Using this text to feed into model for getting the response

text="I'm going through some things with my feelings and myself. I barely sleep and I do nothing but think about how I'm worthless and how I shouldn't be here. I've never tried or contemplated suicide. I've always wanted to fix my issues, but I never get around to it. How can I change my feeling of being worthless to everyone?"

Note: Lets use the fine-tuned model for inference in order to generate responses based on mental health-related prompts !

Here is some keys to note:

    The model = FastLanguageModel.for_inference(model) configures the model specifically for inference, optimizing its performance for generating responses.

    The input text is tokenized using the tokenizer, it convert the text into a format that model can process. We are using data_prompt to format the input text, while the response placeholder is left empty to get response from model. The return_tensors = "pt" parameter specifies that the output should be in PyTorch tensors, which are then moved to the GPU using .to("cuda") for faster processing.

    The model.generate method generating response based on the tokenized inputs. The parameters max_new_tokens = 5020 and use_cache = True ensure that the model can produce long and coherent responses efficiently by utilizing cached computation from previous layers.
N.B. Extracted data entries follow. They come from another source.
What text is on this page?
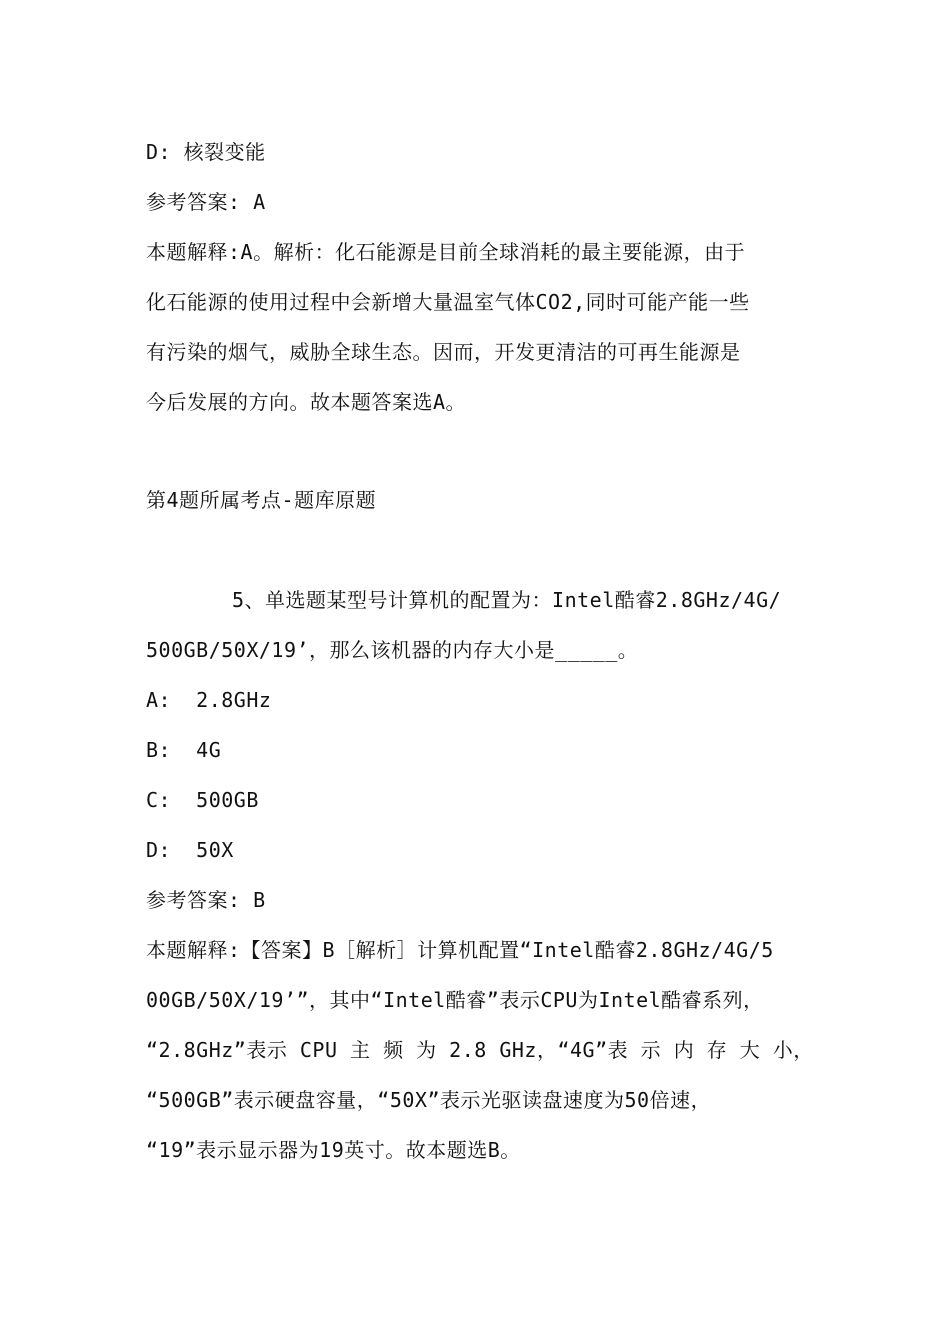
D: 核裂变能
参考答案: A
本题解释:A。解析：化石能源是目前全球消耗的最主要能源，由于
化石能源的使用过程中会新增大量温室气体CO2,同时可能产能一些
有污染的烟气，威胁全球生态。因而，开发更清洁的可再生能源是
今后发展的方向。故本题答案选A。
第4题所属考点-题库原题
5、单选题某型号计算机的配置为：Intel酷睿2.8GHz/4G/
500GB/50X/19’，那么该机器的内存大小是_____。
A:  2.8GHz
B:  4G
C:  500GB
D:  50X
参考答案: B
本题解释:【答案】B［解析］计算机配置“Intel酷睿2.8GHz/4G/5
00GB/50X/19’”，其中“Intel酷睿”表示CPU为Intel酷睿系列，
“2.8GHz”表示 CPU 主 频 为 2.8 GHz，“4G”表 示 内 存 大 小，
“500GB”表示硬盘容量，“50X”表示光驱读盘速度为50倍速，
“19”表示显示器为19英寸。故本题选B。
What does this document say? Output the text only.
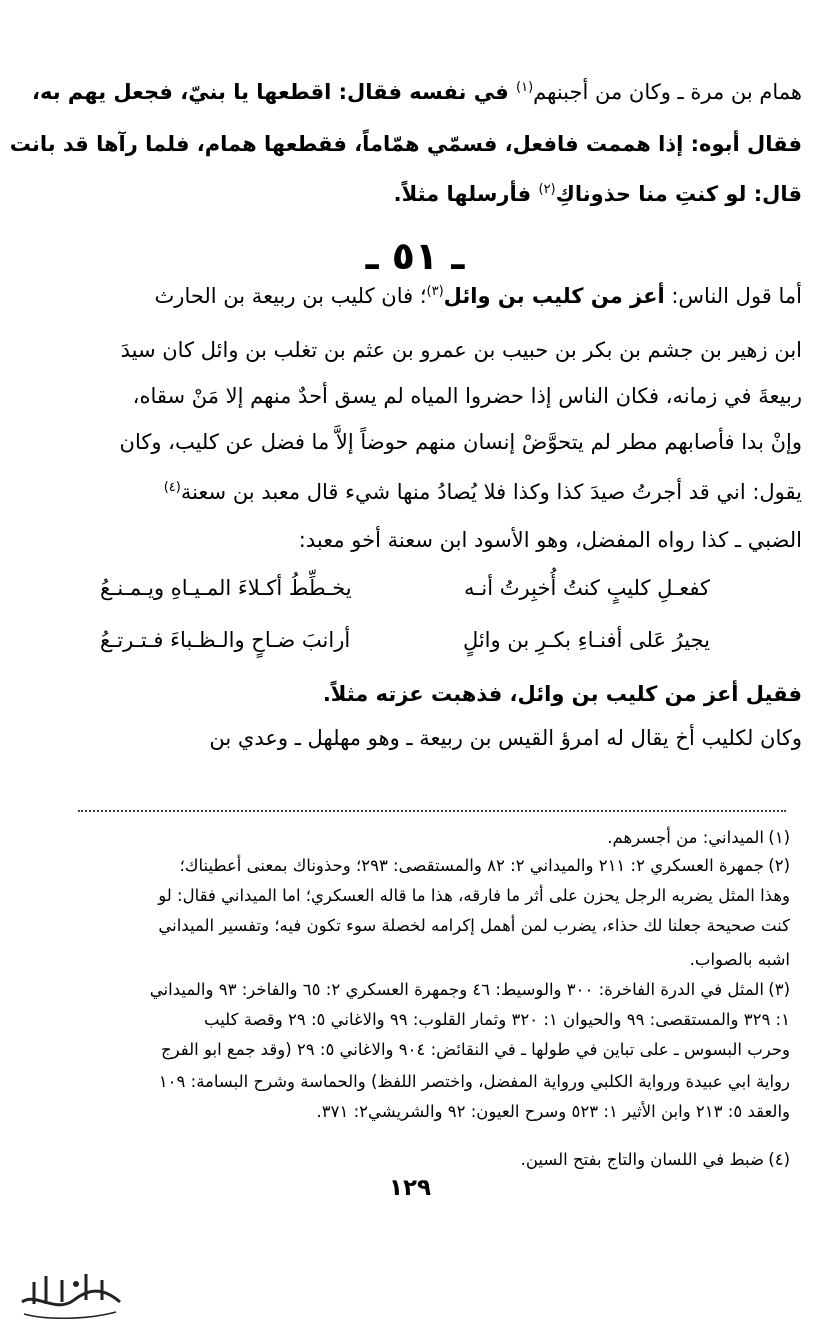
همام بن مرة ـ وكان من أجبنهم$^{(١)}$ في نفسه فقال: اقطعها يا بنيّ، فجعل يهم به،
فقال أبوه: إذا هممت فافعل، فسمّي همّاماً، فقطعها همام، فلما رآها قد بانت
قال: لو كنتِ منا حذوناكِ$^{(٢)}$ فأرسلها مثلاً.
ـ ٥١ ـ
أما قول الناس: أعز من كليب بن وائل$^{(٣)}$؛ فان كليب بن ربيعة بن الحارث
ابن زهير بن جشم بن بكر بن حبيب بن عمرو بن عثم بن تغلب بن وائل كان سيدَ
ربيعةَ في زمانه، فكان الناس إذا حضروا المياه لم يسق أحدٌ منهم إلا مَنْ سقاه،
وإنْ بدا فأصابهم مطر لم يتحوَّضْ إنسان منهم حوضاً إلاَّ ما فضل عن كليب، وكان
يقول: اني قد أجرتُ صيدَ كذا وكذا فلا يُصادُ منها شيء قال معبد بن سعنة$^{(٤)}$
الضبي ـ كذا رواه المفضل، وهو الأسود ابن سعنة أخو معبد:
كفعـلِ كليبٍ كنتُ أُخبِرتُ أنـه
يخـطِّطُ أكـلاءَ المـيـاهِ ويـمـنـعُ
يجيرُ عَلى أفنـاءِ بكـرِ بن وائلٍ
أرانبَ ضـاحٍ والـظـباءَ فـتـرتـعُ
فقيل أعز من كليب بن وائل، فذهبت عزته مثلاً.
وكان لكليب أخ يقال له امرؤ القيس بن ربيعة ـ وهو مهلهل ـ وعدي بن
(١)الميداني: من أجسرهم.
(٢)جمهرة العسكري ٢: ٢١١ والميداني ٢: ٨٢ والمستقصى: ٢٩٣؛ وحذوناك بمعنى أعطيناك؛
وهذا المثل يضربه الرجل يحزن على أثر ما فارقه، هذا ما قاله العسكري؛ اما الميداني فقال: لو
كنت صحيحة جعلنا لك حذاء، يضرب لمن أهمل إكرامه لخصلة سوء تكون فيه؛ وتفسير الميداني
اشبه بالصواب.
(٣)المثل في الدرة الفاخرة: ٣٠٠ والوسيط: ٤٦ وجمهرة العسكري ٢: ٦٥ والفاخر: ٩٣ والميداني
١: ٣٢٩ والمستقصى: ٩٩ والحيوان ١: ٣٢٠ وثمار القلوب: ٩٩ والاغاني ٥: ٢٩ وقصة كليب
وحرب البسوس ـ على تباين في طولها ـ في النقائض: ٩٠٤ والاغاني ٥: ٢٩ (وقد جمع ابو الفرج
رواية ابي عبيدة ورواية الكلبي ورواية المفضل، واختصر اللفظ) والحماسة وشرح البسامة: ١٠٩
والعقد ٥: ٢١٣ وابن الأثير ١: ٥٢٣ وسرح العيون: ٩٢ والشريشي٢: ٣٧١.
(٤)ضبط في اللسان والتاج بفتح السين.
١٢٩
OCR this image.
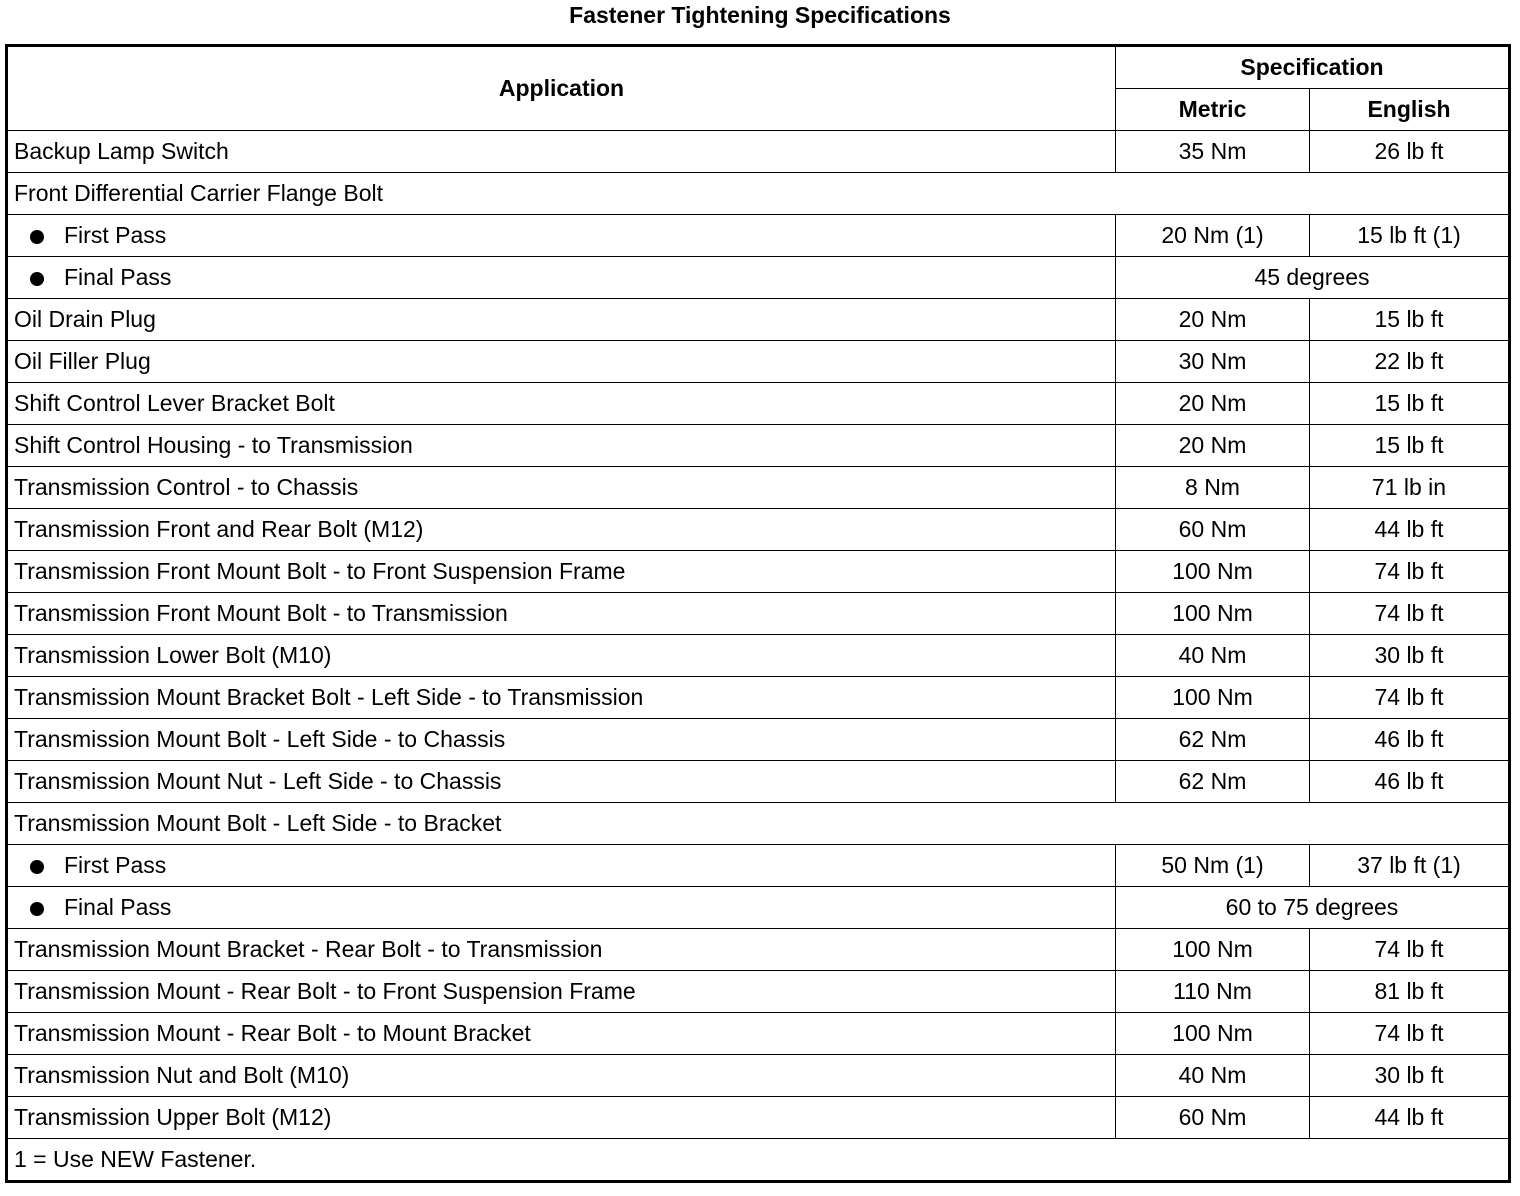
Fastener Tightening Specifications
Application	Specification	
	Metric	English
Backup Lamp Switch	35 Nm	26 lb ft
Front Differential Carrier Flange Bolt		
First Pass	20 Nm (1)	15 lb ft (1)
Final Pass	45 degrees	
Oil Drain Plug	20 Nm	15 lb ft
Oil Filler Plug	30 Nm	22 lb ft
Shift Control Lever Bracket Bolt	20 Nm	15 lb ft
Shift Control Housing - to Transmission	20 Nm	15 lb ft
Transmission Control - to Chassis	8 Nm	71 lb in
Transmission Front and Rear Bolt (M12)	60 Nm	44 lb ft
Transmission Front Mount Bolt - to Front Suspension Frame	100 Nm	74 lb ft
Transmission Front Mount Bolt - to Transmission	100 Nm	74 lb ft
Transmission Lower Bolt (M10)	40 Nm	30 lb ft
Transmission Mount Bracket Bolt - Left Side - to Transmission	100 Nm	74 lb ft
Transmission Mount Bolt - Left Side - to Chassis	62 Nm	46 lb ft
Transmission Mount Nut - Left Side - to Chassis	62 Nm	46 lb ft
Transmission Mount Bolt - Left Side - to Bracket		
First Pass	50 Nm (1)	37 lb ft (1)
Final Pass	60 to 75 degrees	
Transmission Mount Bracket - Rear Bolt - to Transmission	100 Nm	74 lb ft
Transmission Mount - Rear Bolt - to Front Suspension Frame	110 Nm	81 lb ft
Transmission Mount - Rear Bolt - to Mount Bracket	100 Nm	74 lb ft
Transmission Nut and Bolt (M10)	40 Nm	30 lb ft
Transmission Upper Bolt (M12)	60 Nm	44 lb ft
1 = Use NEW Fastener.		
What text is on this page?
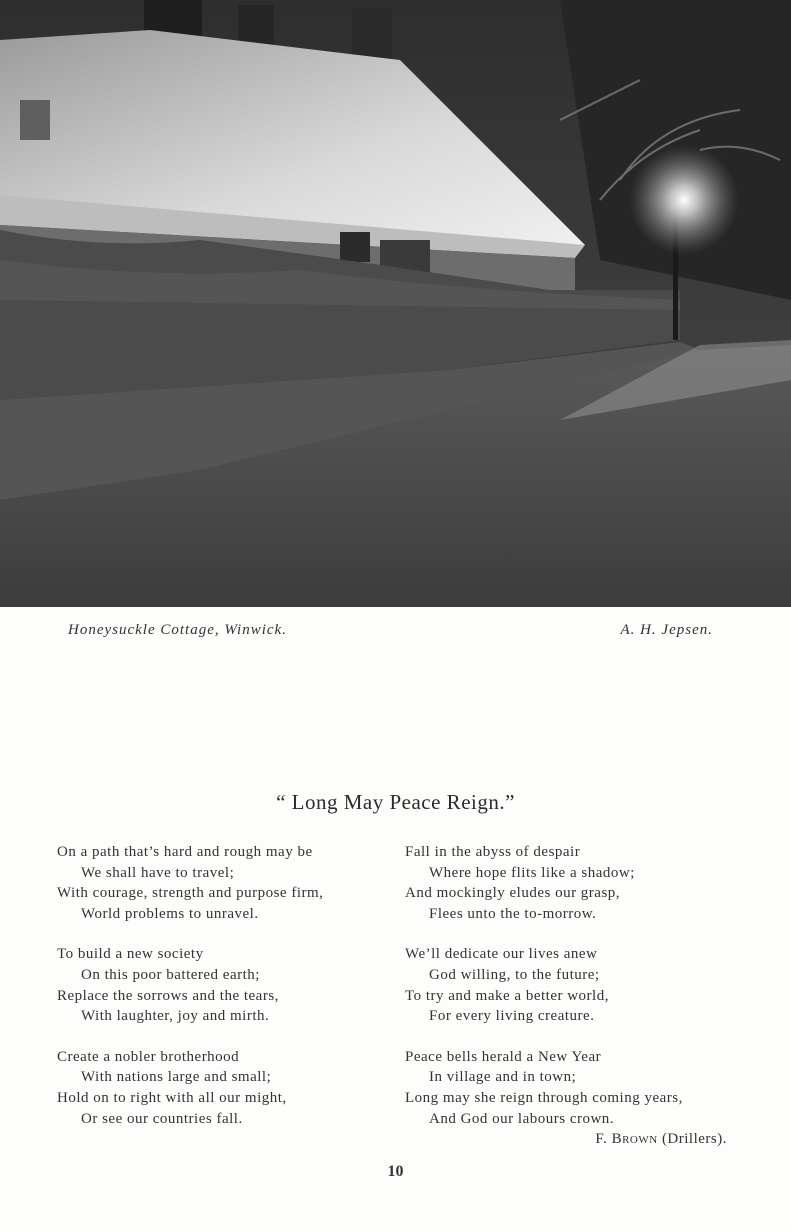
Honeysuckle Cottage, Winwick.	A. H. Jepsen.
“ Long May Peace Reign.”
On a path that’s hard and rough may be
We shall have to travel;
With courage, strength and purpose firm,
World problems to unravel.
To build a new society
On this poor battered earth;
Replace the sorrows and the tears,
With laughter, joy and mirth.
Create a nobler brotherhood
With nations large and small;
Hold on to right with all our might,
Or see our countries fall.
Fall in the abyss of despair
Where hope flits like a shadow;
And mockingly eludes our grasp,
Flees unto the to-morrow.
We’ll dedicate our lives anew
God willing, to the future;
To try and make a better world,
For every living creature.
Peace bells herald a New Year
In village and in town;
Long may she reign through coming years,
And God our labours crown.
F. Brown (Drillers).
10
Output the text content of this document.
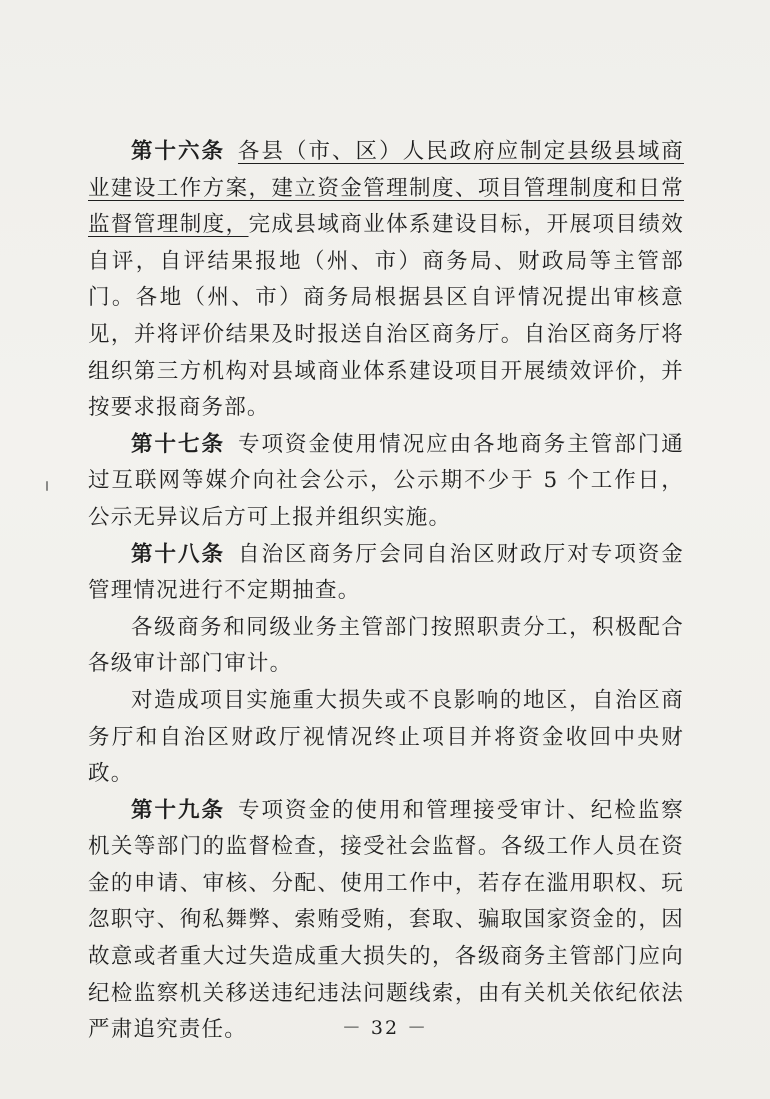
第十六条 各县（市、区）人民政府应制定县级县域商业建设工作方案，建立资金管理制度、项目管理制度和日常监督管理制度，完成县域商业体系建设目标，开展项目绩效自评，自评结果报地（州、市）商务局、财政局等主管部门。各地（州、市）商务局根据县区自评情况提出审核意见，并将评价结果及时报送自治区商务厅。自治区商务厅将组织第三方机构对县域商业体系建设项目开展绩效评价，并按要求报商务部。

第十七条 专项资金使用情况应由各地商务主管部门通过互联网等媒介向社会公示，公示期不少于 5 个工作日，公示无异议后方可上报并组织实施。

第十八条 自治区商务厅会同自治区财政厅对专项资金管理情况进行不定期抽查。

各级商务和同级业务主管部门按照职责分工，积极配合各级审计部门审计。

对造成项目实施重大损失或不良影响的地区，自治区商务厅和自治区财政厅视情况终止项目并将资金收回中央财政。

第十九条 专项资金的使用和管理接受审计、纪检监察机关等部门的监督检查，接受社会监督。各级工作人员在资金的申请、审核、分配、使用工作中，若存在滥用职权、玩忽职守、徇私舞弊、索贿受贿，套取、骗取国家资金的，因故意或者重大过失造成重大损失的，各级商务主管部门应向纪检监察机关移送违纪违法问题线索，由有关机关依纪依法严肃追究责任。	－ 32 －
model = FastLanguageModel.for_inference(model)
inputs = tokenizer(
[
    data_prompt.format(
        #instructions
        text,
        #answer
        "",
    )
], return_tensors = "pt").to("cuda")

outputs = model.generate(**inputs, max_new_tokens = 5020, use_cache = True)
answer=tokenizer.batch_decode(outputs)
answer = answer[0].split("### Response:")[-1]
print("Answer of the question is:", answer)